The British were happy enough to crack the whip (particularly since the governor was away in Britain). So the Hosay processions were banned from entering towns. But there were a lot of aggrieved party-goers, Shi’ite and otherwise. In 1884 30,000 marchers turned out. The St James Hosay procession went off peacefully enough without confrontation; but the procession at San Fernando was blocked by troops, who fired on the crowd, killing more than a dozen marchers in what became known as the Hosay Massacre. The number tells us a lot: there were many more marchers (by a multiple of ten or fifteen) than Shi’ites in Trinidad and Tobago. But the Sunni proponents of ‘Indian Islam’ had won, for the time being at least, and went on pontificating pugnaciously.
Hosay was never quite the same again in the colonial period. It recovered to some extent with impending Independence, Hosay processions proliferating beyond St James and Cedros to many other sites. But as a correspondent with a Trinidadian newspaper put it in 1994, “the tradition of the Shi’ites, which our forefathers brought from India, remains alive but in a very weakened state.” In the words of another writer, “Islam in Trinidad lost a potent, popular strain of Islamic discourse which had already shown its world-view in colonial Trinidad by accepting Afro-Trinidadians into the fraternities charged with practising the esoterics of Muharram.”

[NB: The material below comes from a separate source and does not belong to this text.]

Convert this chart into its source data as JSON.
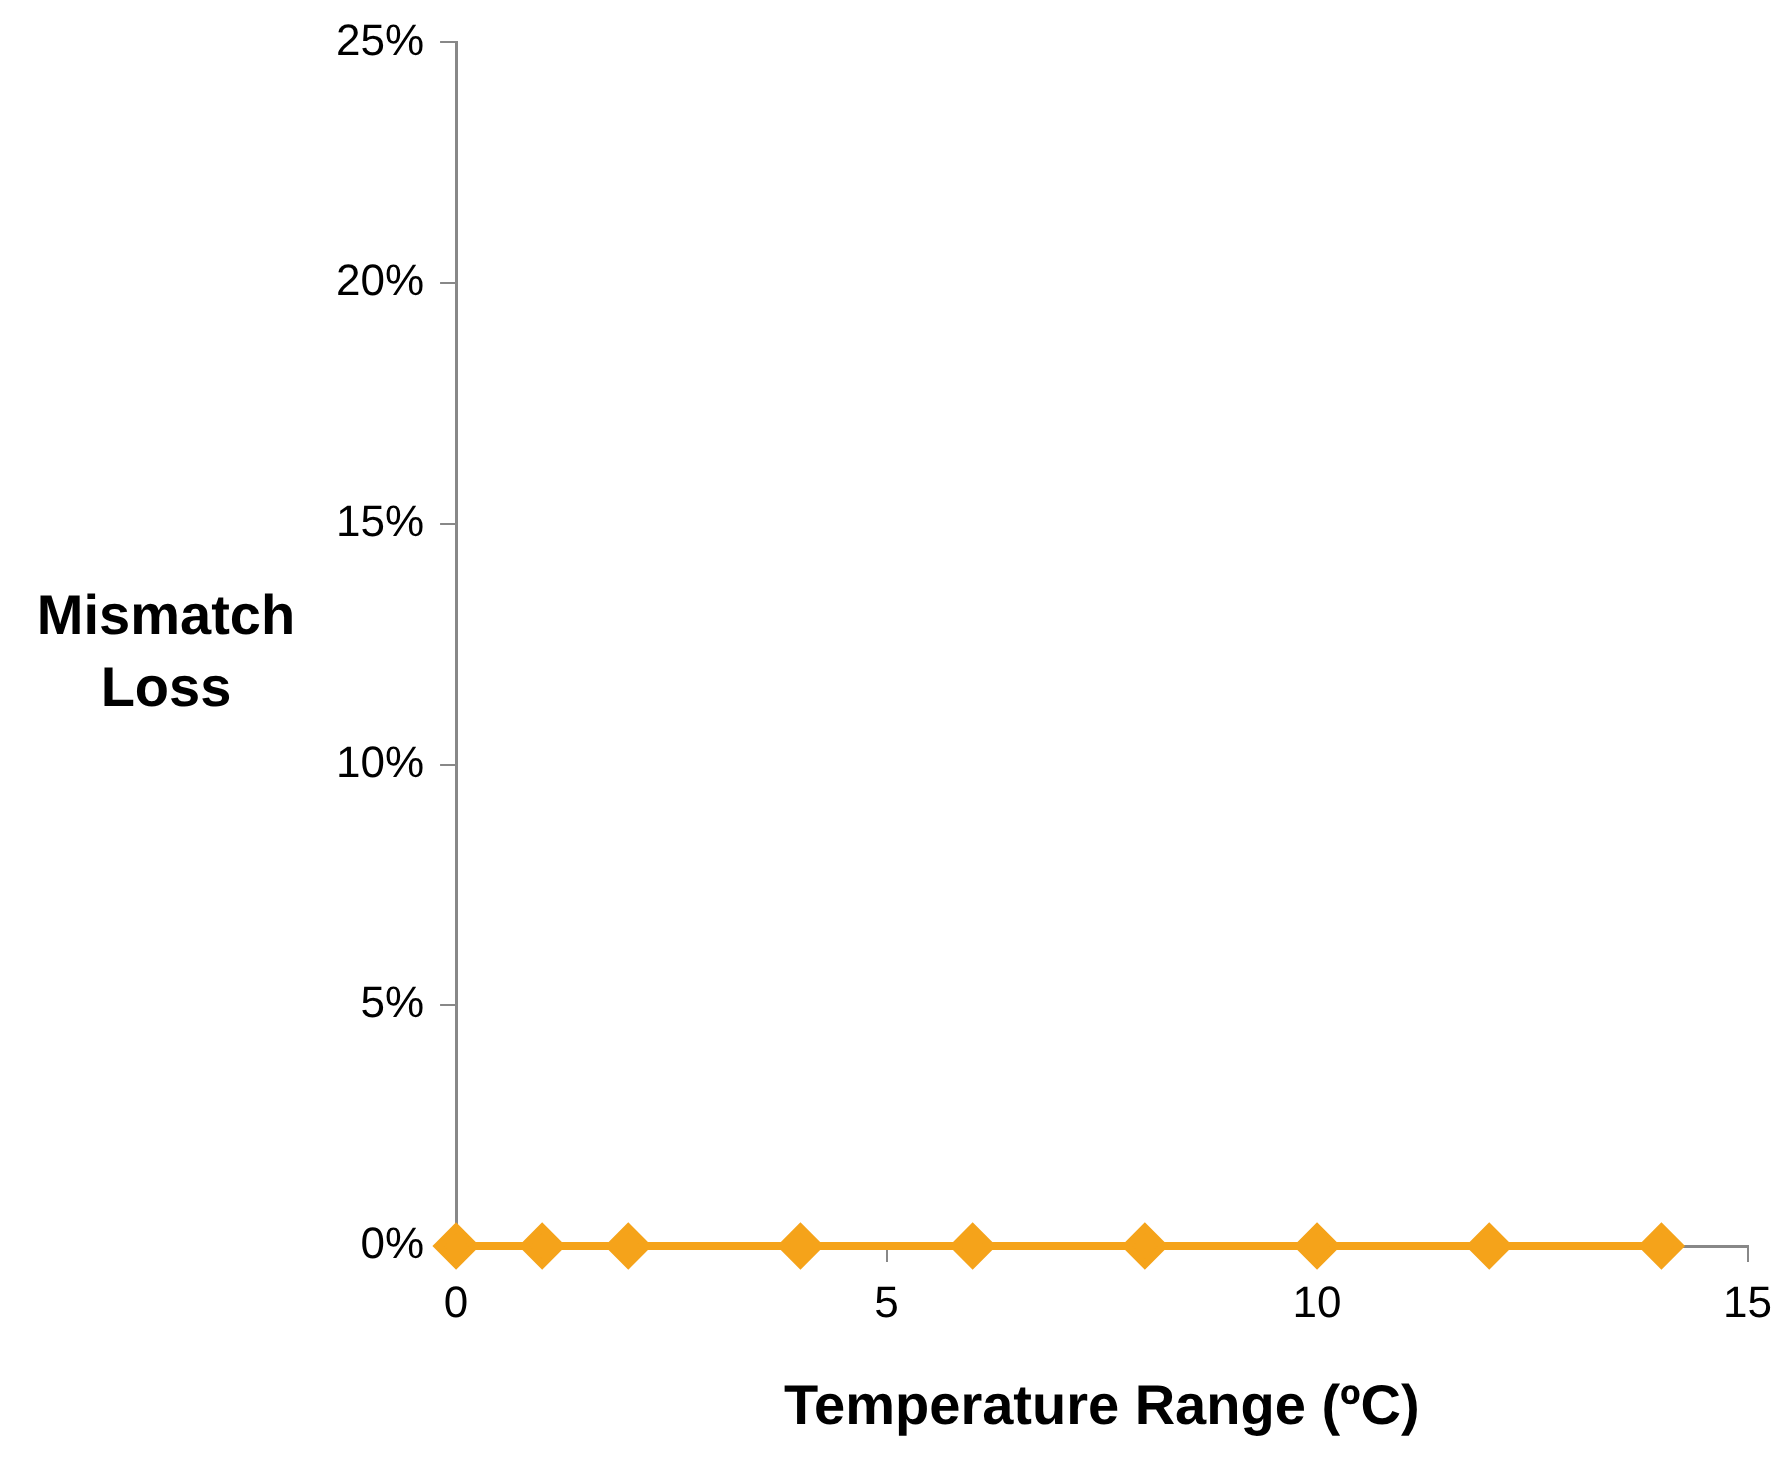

It was a petty island squabble over who was to define Islam, and like all such struggles generated much heat and little light. The Sunni ‘Indians’ marched onwards snapping at the boundaries of their island Islam against the heterodox and the black-skinned. Ahmadis were their targets through the middle years of the twentieth century, and later the Black Muslims of the Mucurapo Road commune, the Jamaat al-Muslimun, which rose to prominence with its abortive but bloody coup attempt of 1990. Today the practice of Hosay seems to flourish, but it is opposed by the puritans of the old Sunni establishment (“idol-worship”) and Iranian-influenced Shi’ites who see it as a perversion of the real Ashura business of long faces and self-mortification. Having myself watched the climactic Karbala procession of Ashura in Iraq some years ago, there’s no doubt in my mind that I prefer the middle road.
I had meant to write about the 1990 coup, but have run myself quite out of time, distracted both by the delightful story that I started with, and then by the less delightful, but intriguing, events behind it. And it does sound like a fine party.